Was für ein Unterschied zum vollkommen überfüllten Lacanau. Es laufen tolle, recht große Wellen rein, also kleben wir erstmal das Loch in meinem Neoprenanzug (im gefühlt 10ten Surfshop in Lacanau hatte jemand dann doch noch ein Packung „Ding All ‚Blobb'“) damit ich die auch alsbald nutzen kann.
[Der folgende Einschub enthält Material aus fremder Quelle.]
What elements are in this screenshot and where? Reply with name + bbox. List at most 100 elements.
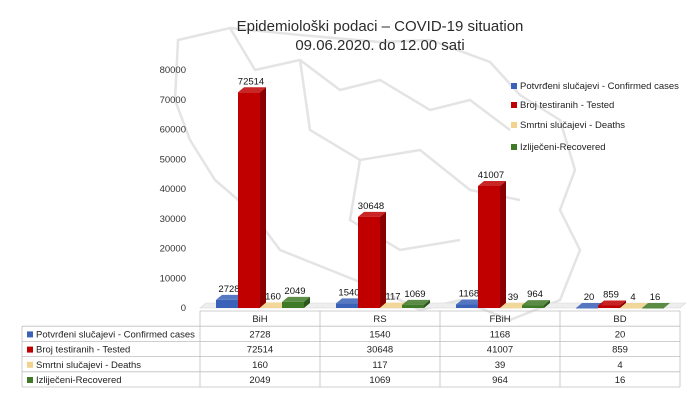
table-cell: 2728 bbox=[249, 329, 270, 340]
bar-top bbox=[576, 302, 604, 308]
bar-top bbox=[598, 300, 626, 306]
bar-Broj testiranih - Tested bbox=[478, 181, 506, 308]
bar-side bbox=[380, 211, 386, 308]
table-cell: 117 bbox=[372, 360, 387, 371]
bar-front bbox=[478, 186, 500, 308]
table-cell: 160 bbox=[252, 360, 268, 371]
bar-Broj testiranih - Tested bbox=[238, 87, 266, 309]
bar-top bbox=[336, 298, 364, 304]
table-cell: 859 bbox=[612, 345, 628, 356]
y-tick-label: 40000 bbox=[160, 184, 186, 195]
bar-front bbox=[402, 304, 424, 308]
data-label: 72514 bbox=[238, 76, 264, 87]
table-legend-swatch bbox=[27, 346, 33, 353]
data-label: 1069 bbox=[404, 289, 425, 300]
legend-label: Broj testiranih - Tested bbox=[520, 100, 614, 111]
data-label: 2049 bbox=[284, 286, 305, 297]
table-cell: 2049 bbox=[249, 375, 270, 386]
y-tick-label: 30000 bbox=[160, 214, 186, 225]
table-cell: 1168 bbox=[490, 329, 510, 340]
legend-label: Izliječeni-Recovered bbox=[520, 142, 606, 153]
table-legend-swatch bbox=[27, 331, 33, 338]
legend-swatch bbox=[511, 102, 517, 108]
bar-front bbox=[642, 307, 664, 309]
data-label: 41007 bbox=[478, 170, 504, 181]
bar-Izliječeni-Recovered bbox=[402, 299, 430, 308]
bar-top bbox=[282, 296, 310, 302]
table-cell: 4 bbox=[617, 360, 622, 371]
bar-front bbox=[456, 304, 478, 308]
bar-top bbox=[402, 299, 430, 305]
chart-subtitle: 09.06.2020. do 12.00 sati bbox=[295, 37, 464, 54]
legend-label: Potvrđeni slučajevi - Confirmed cases bbox=[520, 81, 679, 92]
bar-top bbox=[456, 299, 484, 305]
bar-Izliječeni-Recovered bbox=[282, 296, 310, 308]
data-label: 160 bbox=[265, 292, 281, 303]
data-label: 20 bbox=[584, 292, 595, 303]
table-cell: 20 bbox=[615, 329, 626, 340]
table-cell: 964 bbox=[492, 375, 508, 386]
chart-title: Epidemiološki podaci – COVID-19 situatio… bbox=[237, 18, 524, 35]
bar-front bbox=[576, 307, 598, 309]
y-tick-label: 50000 bbox=[160, 154, 186, 165]
bar-top bbox=[500, 302, 528, 308]
table-cell: 1540 bbox=[369, 329, 390, 340]
table-cell: 1069 bbox=[369, 375, 390, 386]
bar-top bbox=[478, 181, 506, 187]
bar-Izliječeni-Recovered bbox=[522, 300, 550, 308]
table-cell: 39 bbox=[495, 360, 506, 371]
y-tick-label: 10000 bbox=[160, 273, 186, 284]
bar-top bbox=[620, 302, 648, 308]
bar-side bbox=[304, 296, 310, 308]
data-label: 117 bbox=[385, 292, 400, 303]
data-label: 1540 bbox=[338, 287, 359, 298]
y-tick-label: 0 bbox=[181, 303, 186, 314]
bar-front bbox=[336, 303, 358, 308]
bar-top bbox=[260, 302, 288, 308]
y-axis: 0 10000 20000 30000 40000 50000 60000 70000 8000… bbox=[160, 65, 186, 314]
bar-Izliječeni-Recovered bbox=[642, 302, 670, 309]
bar-side bbox=[544, 300, 550, 308]
data-label: 4 bbox=[630, 292, 635, 303]
data-table: BiH RS FBiH BD Potvrđeni slučajevi - Confirm… bbox=[21, 310, 681, 388]
legend-swatch bbox=[511, 122, 517, 128]
bar-front bbox=[522, 305, 544, 308]
y-tick-label: 70000 bbox=[160, 95, 186, 106]
bar-Broj testiranih - Tested bbox=[358, 211, 386, 308]
bar-top bbox=[238, 87, 266, 93]
bar-top bbox=[522, 300, 550, 306]
table-legend-swatch bbox=[27, 377, 33, 383]
bar-side bbox=[500, 181, 506, 308]
data-label: 30648 bbox=[358, 201, 384, 212]
legend-label: Smrtni slučajevi - Deaths bbox=[520, 120, 625, 131]
bar-front bbox=[358, 216, 380, 308]
bar-side bbox=[620, 300, 626, 308]
table-cell: 30648 bbox=[367, 345, 393, 356]
table-header-cell: RS bbox=[373, 314, 386, 325]
table-row-label: Potvrđeni slučajevi - Confirmed cases bbox=[36, 329, 195, 340]
bar-front bbox=[282, 301, 304, 308]
data-label: 39 bbox=[508, 292, 519, 303]
data-label: 859 bbox=[603, 289, 619, 300]
legend: Potvrđeni slučajevi - Confirmed cases Bro… bbox=[511, 81, 679, 153]
data-label: 964 bbox=[527, 289, 543, 300]
bar-top bbox=[216, 294, 244, 300]
table-row-label: Izliječeni-Recovered bbox=[36, 375, 122, 386]
table-row-label: Broj testiranih - Tested bbox=[36, 345, 130, 356]
table-cell: 16 bbox=[615, 375, 626, 386]
y-tick-label: 60000 bbox=[160, 125, 186, 136]
table-row-label: Smrtni slučajevi - Deaths bbox=[36, 360, 141, 371]
data-label: 1168 bbox=[459, 289, 479, 300]
bar-front bbox=[598, 305, 620, 308]
bar-front bbox=[380, 307, 402, 309]
bar-top bbox=[358, 211, 386, 217]
bar-top bbox=[642, 302, 670, 308]
bar-top bbox=[380, 302, 408, 308]
y-tick-label: 20000 bbox=[160, 244, 186, 255]
bar-front bbox=[260, 307, 282, 309]
table-cell: 72514 bbox=[247, 345, 273, 356]
table-header-cell: BiH bbox=[252, 314, 267, 325]
legend-swatch bbox=[511, 83, 517, 89]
Die Nacht von Tag 2 auf 3 bringt die nächste Hiobsbotschaft. Es gewittert und regnet stark. Irgendwo gibt es am Dach (vermutlich einmal an der Dachluke und an der Heckklappe) eine undichte Stelle – jedenfalls tropft es im Bus an 3 Stellen. Wir stellen was drunter und kleben außen eine Folie über die Heckklappe und gehen erstmal schlafen.

Der Plan für Tag 3 sagt: Sonnensegelausstattung mit Heringen und Seilen komplettieren sobald der Strand-Camping-Bäcker-Supermarkt-Laden wieder offen hat, Surfen gehen, chillen, nicht schrauben. Mal sehen wie das funktioniert.